The release was way too late and the CGI was awfully cheesy. It’s like announcing a Neopets TV show in 2020.
I couldn’t even make the 30 minute mark.
Once we got to the part where all the cats are gyrating on the floor and orgasming the theater was in chaos. Some guy behind me was screaming.
My friends were laughing crying. And I was horrified; I was so high and the scene was so unsettling I felt nauseous.
I have never felt, truly, the word surreal as much as I did in that theater, high surrounded by yelling, screaming, fear and naked cat people.
Velocipastor is one of those movies that are absolutely horrendous when sober, but turn into one of the greatest comedic masterpieces when piss drunk & high as a kite.
4. Holmes & Watson
My friends and I had the option to watch Spider-Man into the Spiderverse, or this garbage.
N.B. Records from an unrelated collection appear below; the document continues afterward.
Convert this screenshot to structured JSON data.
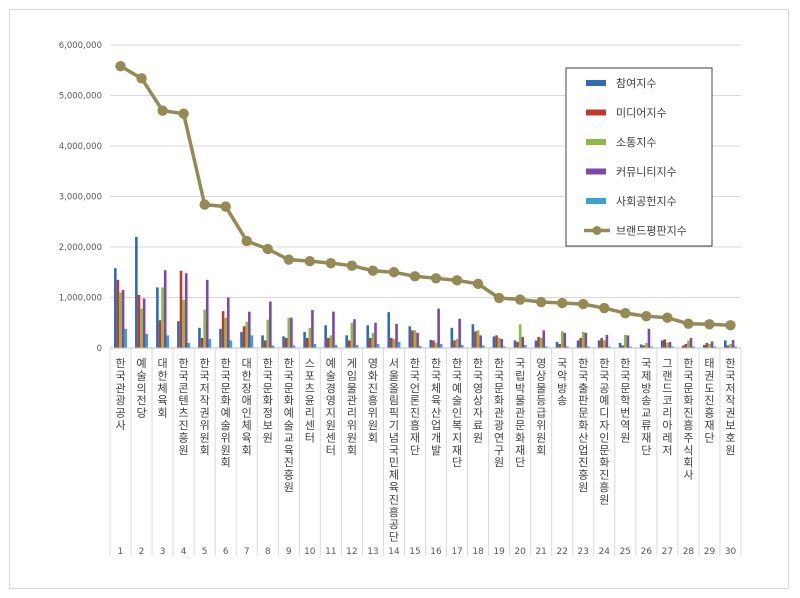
{
  "chart_data": {
    "type": "bar",
    "title": "",
    "xlabel": "",
    "ylabel": "",
    "ylim": [
      0,
      6000000
    ],
    "yticks": [
      "0",
      "1,000,000",
      "2,000,000",
      "3,000,000",
      "4,000,000",
      "5,000,000",
      "6,000,000"
    ],
    "ytick_values": [
      0,
      1000000,
      2000000,
      3000000,
      4000000,
      5000000,
      6000000
    ],
    "grid": true,
    "legend_position": "top-right",
    "categories": [
      "한국관광공사",
      "예술의전당",
      "대한체육회",
      "한국콘텐츠진흥원",
      "한국저작권위원회",
      "한국문화예술위원회",
      "대한장애인체육회",
      "한국문화정보원",
      "한국문화예술교육진흥원",
      "스포츠윤리센터",
      "예술경영지원센터",
      "게임물관리위원회",
      "영화진흥위원회",
      "서울올림픽기념국민체육진흥공단",
      "한국언론진흥재단",
      "한국체육산업개발",
      "한국예술인복지재단",
      "한국영상자료원",
      "한국문화관광연구원",
      "국립박물관문화재단",
      "영상물등급위원회",
      "국악방송",
      "한국출판문화산업진흥원",
      "한국공예디자인문화진흥원",
      "한국문학번역원",
      "국제방송교류재단",
      "그랜드코리아레저",
      "한국문화진흥주식회사",
      "태권도진흥재단",
      "한국저작권보호원"
    ],
    "ranks": [
      "1",
      "2",
      "3",
      "4",
      "5",
      "6",
      "7",
      "8",
      "9",
      "10",
      "11",
      "12",
      "13",
      "14",
      "15",
      "16",
      "17",
      "18",
      "19",
      "20",
      "21",
      "22",
      "23",
      "24",
      "25",
      "26",
      "27",
      "28",
      "29",
      "30"
    ],
    "series": [
      {
        "name": "참여지수",
        "kind": "bar",
        "color": "#2e6db4",
        "values": [
          1580000,
          2200000,
          1200000,
          530000,
          400000,
          380000,
          320000,
          250000,
          230000,
          320000,
          450000,
          250000,
          450000,
          710000,
          430000,
          160000,
          400000,
          470000,
          230000,
          150000,
          150000,
          120000,
          150000,
          150000,
          100000,
          70000,
          150000,
          50000,
          60000,
          150000
        ]
      },
      {
        "name": "미디어지수",
        "kind": "bar",
        "color": "#c0392b",
        "values": [
          1350000,
          1050000,
          550000,
          1530000,
          200000,
          730000,
          430000,
          150000,
          200000,
          200000,
          200000,
          150000,
          200000,
          200000,
          350000,
          150000,
          150000,
          330000,
          250000,
          120000,
          220000,
          80000,
          200000,
          200000,
          50000,
          50000,
          170000,
          80000,
          100000,
          50000
        ]
      },
      {
        "name": "소통지수",
        "kind": "bar",
        "color": "#8db944",
        "values": [
          1100000,
          780000,
          1200000,
          950000,
          760000,
          600000,
          520000,
          560000,
          600000,
          400000,
          250000,
          500000,
          300000,
          180000,
          350000,
          100000,
          180000,
          350000,
          200000,
          470000,
          200000,
          330000,
          320000,
          150000,
          260000,
          100000,
          100000,
          150000,
          80000,
          80000
        ]
      },
      {
        "name": "커뮤니티지수",
        "kind": "bar",
        "color": "#7b4aa8",
        "values": [
          1150000,
          980000,
          1540000,
          1480000,
          1350000,
          1000000,
          720000,
          920000,
          600000,
          750000,
          720000,
          570000,
          500000,
          480000,
          300000,
          780000,
          580000,
          250000,
          180000,
          220000,
          350000,
          300000,
          300000,
          260000,
          250000,
          380000,
          120000,
          200000,
          130000,
          160000
        ]
      },
      {
        "name": "사회공헌지수",
        "kind": "bar",
        "color": "#3ba3d0",
        "values": [
          380000,
          280000,
          250000,
          100000,
          180000,
          150000,
          250000,
          50000,
          50000,
          80000,
          60000,
          60000,
          80000,
          120000,
          40000,
          80000,
          60000,
          50000,
          30000,
          60000,
          30000,
          30000,
          30000,
          30000,
          30000,
          30000,
          30000,
          30000,
          30000,
          30000
        ]
      },
      {
        "name": "브랜드평판지수",
        "kind": "line",
        "color": "#948a54",
        "values": [
          5580000,
          5340000,
          4700000,
          4640000,
          2840000,
          2800000,
          2120000,
          1960000,
          1750000,
          1720000,
          1680000,
          1630000,
          1530000,
          1500000,
          1420000,
          1380000,
          1340000,
          1270000,
          990000,
          960000,
          910000,
          890000,
          870000,
          790000,
          690000,
          630000,
          600000,
          480000,
          470000,
          450000
        ]
      }
    ]
  }
}
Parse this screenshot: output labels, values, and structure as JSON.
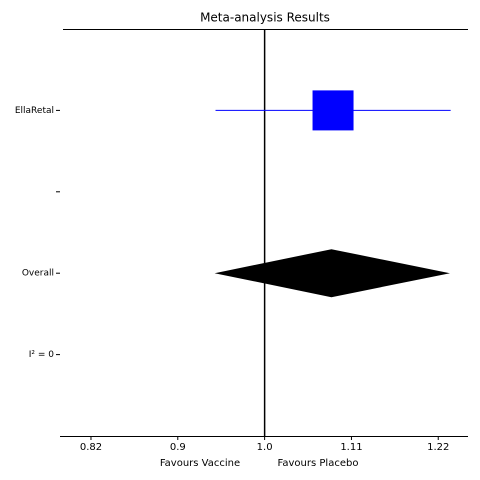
{
  "chart_data": {
    "type": "forest",
    "title": "Meta-analysis Results",
    "categories": [
      "EllaRetal",
      null,
      "Overall",
      "I² = 0"
    ],
    "estimates": [
      1.082,
      null,
      1.08,
      null
    ],
    "lower": [
      0.945,
      null,
      0.944,
      null
    ],
    "upper": [
      1.239,
      null,
      1.238,
      null
    ],
    "summary_rows": [
      2
    ],
    "box_color": "#0000ff",
    "summary_color": "#000000",
    "reference_line": 1,
    "xscale": "log",
    "xlim": [
      0.79,
      1.264
    ],
    "xticks": [
      {
        "value": 0.8187,
        "label": "0.82"
      },
      {
        "value": 0.9048,
        "label": "0.9"
      },
      {
        "value": 1,
        "label": "1.0"
      },
      {
        "value": 1.1052,
        "label": "1.11"
      },
      {
        "value": 1.2214,
        "label": "1.22"
      }
    ],
    "xlabel_left": "Favours Vaccine",
    "xlabel_right": "Favours Placebo"
  }
}
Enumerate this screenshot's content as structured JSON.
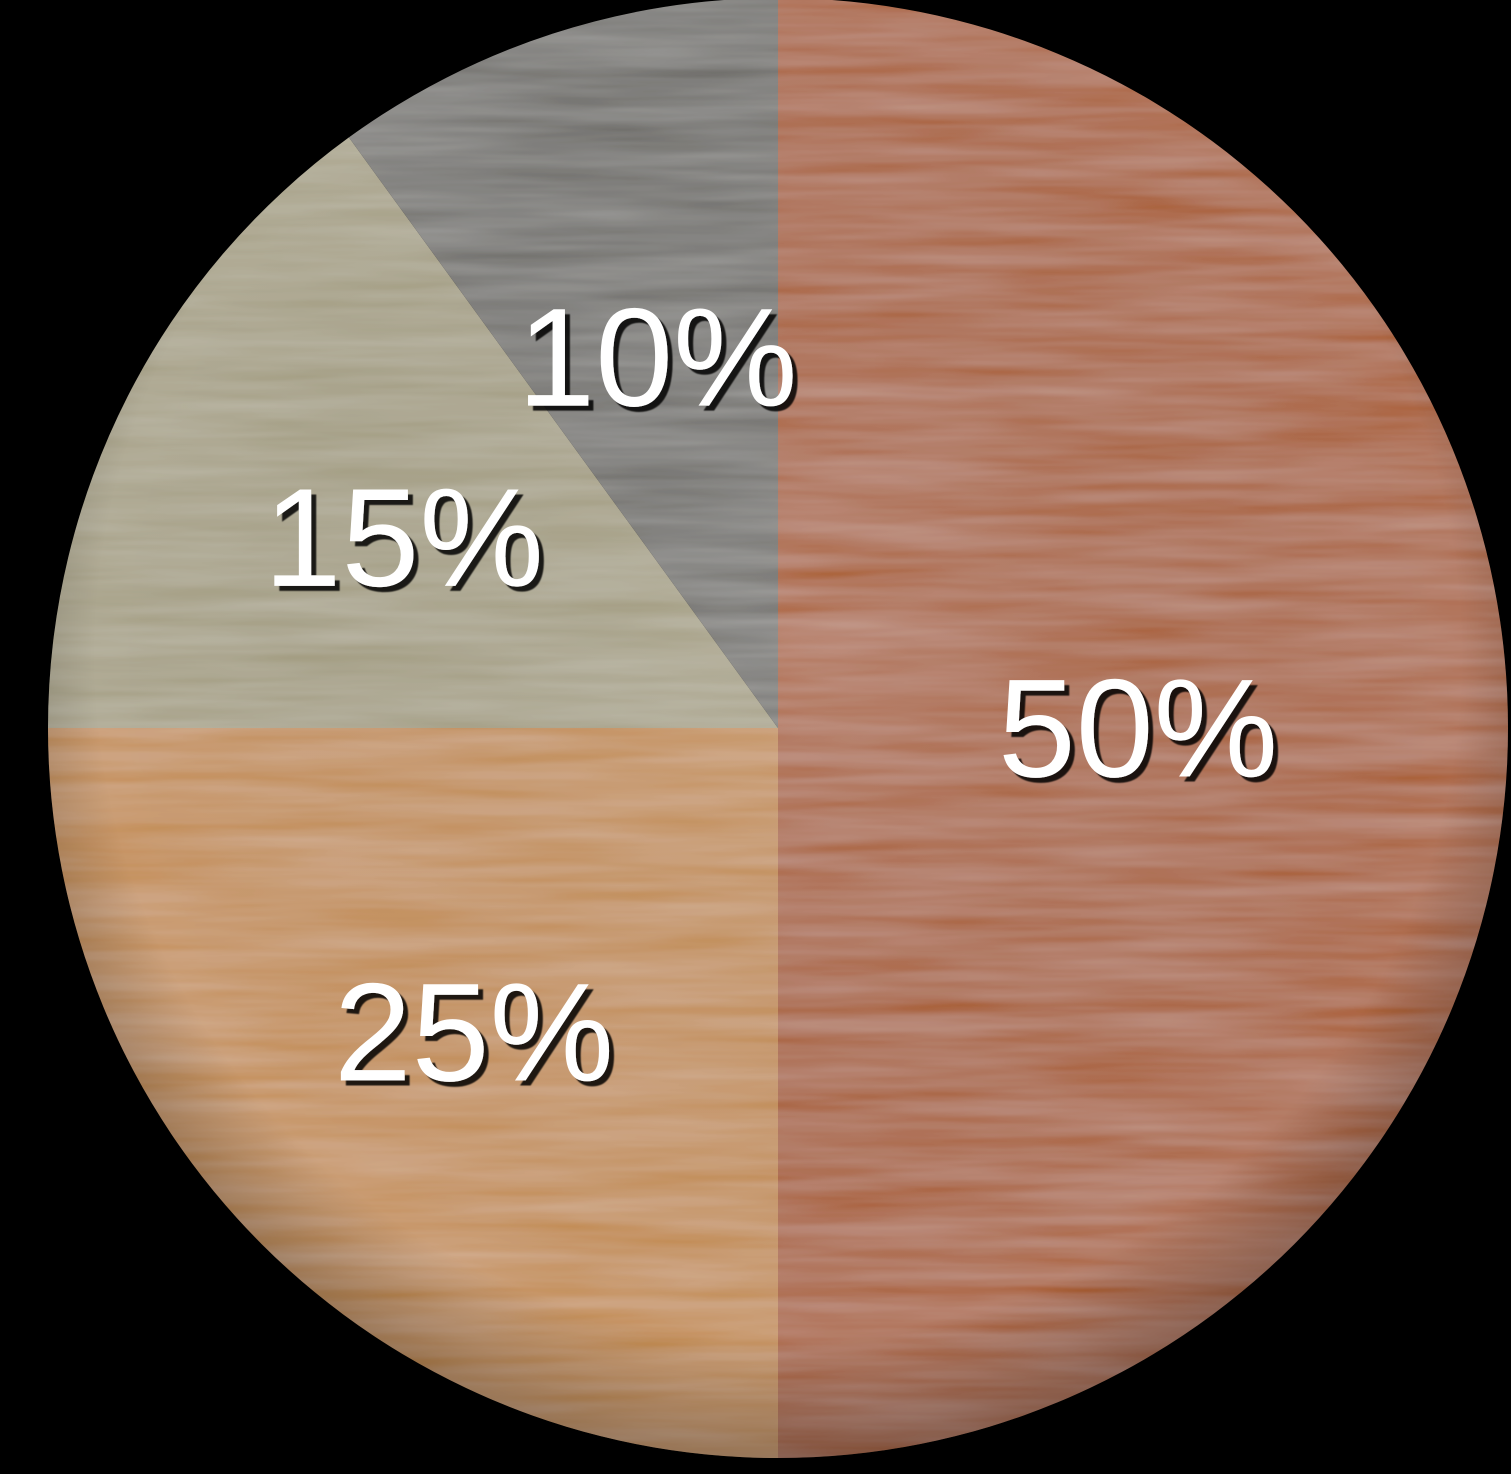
{
  "background": "#000000",
  "chart_data": {
    "type": "pie",
    "title": "",
    "start_angle_deg": 0,
    "direction": "clockwise",
    "slices": [
      {
        "value": 50,
        "label": "50%",
        "color": "#A85A2C"
      },
      {
        "value": 25,
        "label": "25%",
        "color": "#C28A4E"
      },
      {
        "value": 15,
        "label": "15%",
        "color": "#A39C80"
      },
      {
        "value": 10,
        "label": "10%",
        "color": "#6C6A66"
      }
    ],
    "legend": "none",
    "texture": "brushed-wood"
  }
}
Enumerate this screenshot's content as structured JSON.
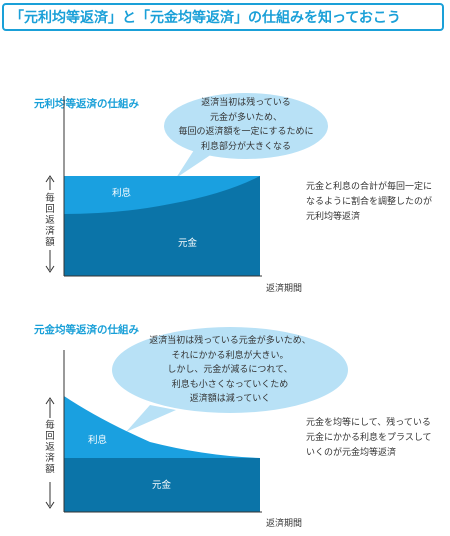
{
  "header": {
    "title": "「元利均等返済」と「元金均等返済」の仕組みを知っておこう"
  },
  "colors": {
    "accent": "#1aa0d8",
    "principal": "#0b74a8",
    "interest": "#1aa0e0",
    "bubble": "#b8e1f6",
    "axis": "#333333"
  },
  "section1": {
    "title": "元利均等返済の仕組み",
    "bubble_lines": [
      "返済当初は残っている",
      "元金が多いため、",
      "毎回の返済額を一定にするために",
      "利息部分が大きくなる"
    ],
    "interest_label": "利息",
    "principal_label": "元金",
    "y_label": "毎回返済額",
    "x_label": "返済期間",
    "side_lines": [
      "元金と利息の合計が毎回一定に",
      "なるように割合を調整したのが",
      "元利均等返済"
    ]
  },
  "section2": {
    "title": "元金均等返済の仕組み",
    "bubble_lines": [
      "返済当初は残っている元金が多いため、",
      "それにかかる利息が大きい。",
      "しかし、元金が減るにつれて、",
      "利息も小さくなっていくため",
      "返済額は減っていく"
    ],
    "interest_label": "利息",
    "principal_label": "元金",
    "y_label": "毎回返済額",
    "x_label": "返済期間",
    "side_lines": [
      "元金を均等にして、残っている",
      "元金にかかる利息をプラスして",
      "いくのが元金均等返済"
    ]
  }
}
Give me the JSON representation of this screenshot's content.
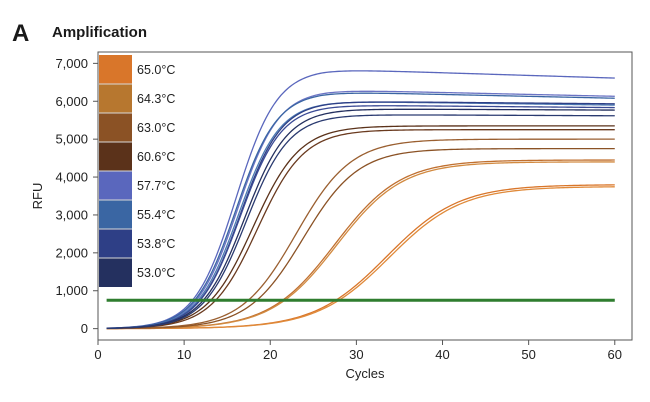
{
  "figure": {
    "panel_letter": "A",
    "title": "Amplification"
  },
  "chart_data": {
    "type": "line",
    "title": "Amplification",
    "xlabel": "Cycles",
    "ylabel": "RFU",
    "xlim": [
      0,
      62
    ],
    "ylim": [
      -300,
      7300
    ],
    "xticks": [
      0,
      10,
      20,
      30,
      40,
      50,
      60
    ],
    "yticks": [
      0,
      1000,
      2000,
      3000,
      4000,
      5000,
      6000,
      7000
    ],
    "ytick_labels": [
      "0",
      "1,000",
      "2,000",
      "3,000",
      "4,000",
      "5,000",
      "6,000",
      "7,000"
    ],
    "grid": false,
    "legend_position": "top-left",
    "legend": [
      {
        "label": "65.0°C",
        "color": "#d9762a"
      },
      {
        "label": "64.3°C",
        "color": "#b7772f"
      },
      {
        "label": "63.0°C",
        "color": "#8b5225"
      },
      {
        "label": "60.6°C",
        "color": "#5b321a"
      },
      {
        "label": "57.7°C",
        "color": "#5a67bd"
      },
      {
        "label": "55.4°C",
        "color": "#3a66a3"
      },
      {
        "label": "53.8°C",
        "color": "#2e3f86"
      },
      {
        "label": "53.0°C",
        "color": "#24305f"
      }
    ],
    "threshold": {
      "value": 750,
      "x_range": [
        1,
        60
      ],
      "color": "#2f7d2f"
    },
    "x_range": [
      1,
      60
    ],
    "series": [
      {
        "color": "#d9762a",
        "params": {
          "plateau": 3800,
          "midpoint": 33.5,
          "slope": 4.2,
          "drift": 0
        }
      },
      {
        "color": "#e08a3a",
        "params": {
          "plateau": 3750,
          "midpoint": 33.8,
          "slope": 4.2,
          "drift": 0
        }
      },
      {
        "color": "#c07030",
        "params": {
          "plateau": 4450,
          "midpoint": 27.5,
          "slope": 3.8,
          "drift": 0
        }
      },
      {
        "color": "#d28a40",
        "params": {
          "plateau": 4400,
          "midpoint": 27.7,
          "slope": 3.8,
          "drift": 0
        }
      },
      {
        "color": "#8b5225",
        "params": {
          "plateau": 4750,
          "midpoint": 23.8,
          "slope": 3.2,
          "drift": 0
        }
      },
      {
        "color": "#9a5f30",
        "params": {
          "plateau": 5000,
          "midpoint": 23.0,
          "slope": 3.2,
          "drift": 0
        }
      },
      {
        "color": "#6a3a1f",
        "params": {
          "plateau": 5250,
          "midpoint": 18.5,
          "slope": 2.7,
          "drift": 0
        }
      },
      {
        "color": "#5b321a",
        "params": {
          "plateau": 5350,
          "midpoint": 18.0,
          "slope": 2.7,
          "drift": 0
        }
      },
      {
        "color": "#5a67bd",
        "params": {
          "plateau": 6850,
          "midpoint": 16.0,
          "slope": 2.4,
          "drift": -7
        }
      },
      {
        "color": "#6b73c4",
        "params": {
          "plateau": 6300,
          "midpoint": 16.2,
          "slope": 2.4,
          "drift": -5
        }
      },
      {
        "color": "#3a66a3",
        "params": {
          "plateau": 6250,
          "midpoint": 16.0,
          "slope": 2.4,
          "drift": -5
        }
      },
      {
        "color": "#4c7ab3",
        "params": {
          "plateau": 6000,
          "midpoint": 16.3,
          "slope": 2.4,
          "drift": -3
        }
      },
      {
        "color": "#2e3f86",
        "params": {
          "plateau": 6000,
          "midpoint": 16.5,
          "slope": 2.4,
          "drift": -2
        }
      },
      {
        "color": "#3a4a95",
        "params": {
          "plateau": 5900,
          "midpoint": 16.5,
          "slope": 2.4,
          "drift": -2
        }
      },
      {
        "color": "#24305f",
        "params": {
          "plateau": 5800,
          "midpoint": 17.0,
          "slope": 2.5,
          "drift": -1
        }
      },
      {
        "color": "#2a3a70",
        "params": {
          "plateau": 5650,
          "midpoint": 17.2,
          "slope": 2.5,
          "drift": -1
        }
      }
    ]
  }
}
We chose poorly.
5. The Emoji Movie
The 37% Audience Score on Rotten Tomatoes was simply not enough to allows us to look past the 7% critics score. One of the critical reviews, which is shared in sentiment with those of the other critics, reads as follows:
“It is a bad movie and will turn your children’s brains into Patrick Stewart’s character.”
Mind you, Patrick Stewart plays the turd emoji in the movie.
6. Artemis Fowl
Josh Gad was an absolute horrible choice for a narrator.
7. Jupiter Ascending
I only watched it because my parents said it was a good movie. I couldn’t get over the fact that it felt like the plot looped over and over. I couldn’t understand what the fluff the point of this was. It just seemed so ridiculous.
8. The Last Airbender
The animated series is an all time classic and record breaker but M. Night Shyamalan’s adaptation is sure to put a dent on his previously solid reputation as a film-maker. Just hear it from the audience:
“Just when you thought The Happening was bad, M Night Shyamalan decides to ruin your memories of your beloved show and create an abomination of cinema. This film has awful writing and even worse, this film makes Attack of the Clones look like a masterpiece. I give this film 1/10.”
That comparison with Attack of the Clones provides a great point of reference.
9. Pacific Rim Uprising
The CGI looks like it was created using software from the 90s Power Rangers movies.
10. 50 Shades of Gray
Dakota Johnson isn’t like the worst actor ever but I find it really hard to believe she’d have a career without her parents.